Southeast Asia a hotbed for phishing attacks
FYI, this story is more than a year old
Improved awareness is what is needed to combat old but still effective cybercrime, according to a new report from Kaspersky, after it detected 14 million phishing attempts against internet users in the Southeast Asia region for the first six months of 2019.
According to the report, Southeast Asia remains a target of cybercriminals attempting to infect networks and devices through the simplest yet still most effective trick of phishing.
Kaspersky reveals that attempts to direct its users to phishing websites during the first half of 2019 was highest in Vietnam, Malaysia, and Indonesia.
There are over 11 million combined attempts detected from these three countries. Moreover, Thailand logged nearly 1.5 million attempts while the Philippines had over one million incidents. Singapore posted only 351,510 attempts from January to June of this year.
On the other hand, the ranking of SEA countries dynamically changes when it comes to the percentage of users infected by phishing attacks. In Kaspersky’s phishing statistics for the first half of 2019, it shows the Philippines has the highest percent of phishing victims at 17.3%. The growth posted is 65.56% higher compared with the data for the same period last year at 10.449%.
Malaysia scored the second highest at 15.829% of users infected through phishing from 11.253% in the first half of 2018. Coming behind is Indonesia with 14.316% from 10.719% last year, Thailand at 11.972% from 10.9% and Vietnam followed closely at 11.703% from 9.481%. Singapore recorded 5% this year compared to 4.142% posted last year.
Phishing attempts refer to the frequency that cybercriminals try to entice Kaspersky users to visit fraudulent websites to steal their information in particular regions and territories. Meanwhile, the percentage of infected users indicate the proportion of Kaspersky users targeted by these phishing attempts within a given timeframe.
"This old but effective threat is real in Southeast Asia and shows no signs of fading anytime soon. The region is composed of many young and highly-mobile populations and admit or not, we need to educate them on the risks of basic attacks like phishing,” says Yeo Siang Tiong, general manager for Southeast Asia at Kaspersky.

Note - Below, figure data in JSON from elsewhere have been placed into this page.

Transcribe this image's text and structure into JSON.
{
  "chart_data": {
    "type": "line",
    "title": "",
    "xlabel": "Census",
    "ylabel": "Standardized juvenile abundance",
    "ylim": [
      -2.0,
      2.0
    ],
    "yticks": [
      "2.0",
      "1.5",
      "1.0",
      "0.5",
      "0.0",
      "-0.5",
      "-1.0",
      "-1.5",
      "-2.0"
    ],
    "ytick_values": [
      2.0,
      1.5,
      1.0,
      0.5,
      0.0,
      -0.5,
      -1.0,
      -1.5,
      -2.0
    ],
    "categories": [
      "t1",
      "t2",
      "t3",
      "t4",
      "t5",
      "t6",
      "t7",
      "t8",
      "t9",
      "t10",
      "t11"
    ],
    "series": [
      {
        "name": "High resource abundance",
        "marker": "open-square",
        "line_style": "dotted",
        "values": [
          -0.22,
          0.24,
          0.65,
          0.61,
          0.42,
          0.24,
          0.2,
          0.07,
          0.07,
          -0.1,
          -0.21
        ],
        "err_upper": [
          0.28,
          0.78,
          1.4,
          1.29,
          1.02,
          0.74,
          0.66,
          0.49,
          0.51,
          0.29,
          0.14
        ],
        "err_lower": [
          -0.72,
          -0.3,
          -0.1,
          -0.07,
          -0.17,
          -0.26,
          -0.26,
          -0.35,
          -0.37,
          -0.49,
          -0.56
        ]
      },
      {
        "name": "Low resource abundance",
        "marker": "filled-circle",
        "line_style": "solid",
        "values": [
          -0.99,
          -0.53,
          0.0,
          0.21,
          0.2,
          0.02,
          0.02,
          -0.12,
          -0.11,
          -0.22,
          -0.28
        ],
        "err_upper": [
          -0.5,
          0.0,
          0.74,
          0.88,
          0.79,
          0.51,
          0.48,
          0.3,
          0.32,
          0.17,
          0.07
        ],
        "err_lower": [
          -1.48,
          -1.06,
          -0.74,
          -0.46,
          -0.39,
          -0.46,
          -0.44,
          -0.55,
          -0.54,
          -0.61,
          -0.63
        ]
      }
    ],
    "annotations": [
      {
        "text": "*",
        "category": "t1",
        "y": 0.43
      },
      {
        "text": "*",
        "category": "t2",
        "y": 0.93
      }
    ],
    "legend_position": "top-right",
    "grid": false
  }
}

“It is an accepted fact that the young users will buy a new phone, then think of securing it physically but never virtually. And as long as individuals will continue to let their guards down when using the internet, we can be sure that we’d keep on counting phishing victims again and again.”
The effectiveness of phishing scam proved enticing to criminals who can easily sell stolen credentials in the dark web. Fraudsters are after user credentials that include credit card numbers and passwords to bank accounts and other financial applications.
While authorities and private companies have warned users time and again that they would not solicit personal information over the internet, the number of victims has been increasing. In spite of the increased awareness of online scams, users are becoming less concerned about the consequences as evidenced by the growth in the number of affected users.
“It’s seriously alarming that phishing tricks are still very effective in deceiving internet users in Southeast Asia.,” says Tiong .
“It’s also worth noting that cybercriminals can use the same email phishing strategy for years and someone will still provide their personal details willingly or click a malicious link unknowingly.
“Our latest data proves that we really need to work on turning the internet users in the region into well-informed and meticulous recipients who would be able to recognize such fraudulent ancient tricks.”
Kaspersky offers these steps below to avoid falling victim to a phishing scam:
• Always keep a keen eye on suspicious emails. If it looks too good to be true, check, double-check, and triple-check. If the email comes supposedly from your bank, call the bank immediately to verify. Historically, banks will never ask for your details such as a password. They usually ask for personal detail updates in person by filling out a form on their branch.
• Maintain two email addresses if you are using free accounts. One is for official use and the other is for websites that require you to log in to read the news or gather information.
• Not all smartphones are secure so be careful of messages that will lead you to a website. There are a number of malicious software that can gain entry into your contacts list and financial apps.
• Use a reliable security solution with anti-phishing and secure payment capabilities like Kaspersky Internet Security, Kaspersky Total Security, and Kaspersky Security for Cloud.
• Still, the best defense to phishing is being informed and discerning of the emails and other messages users receive. There is no harm in being too cautious especially most of the financial transactions are now done online in pursuit of digitalization.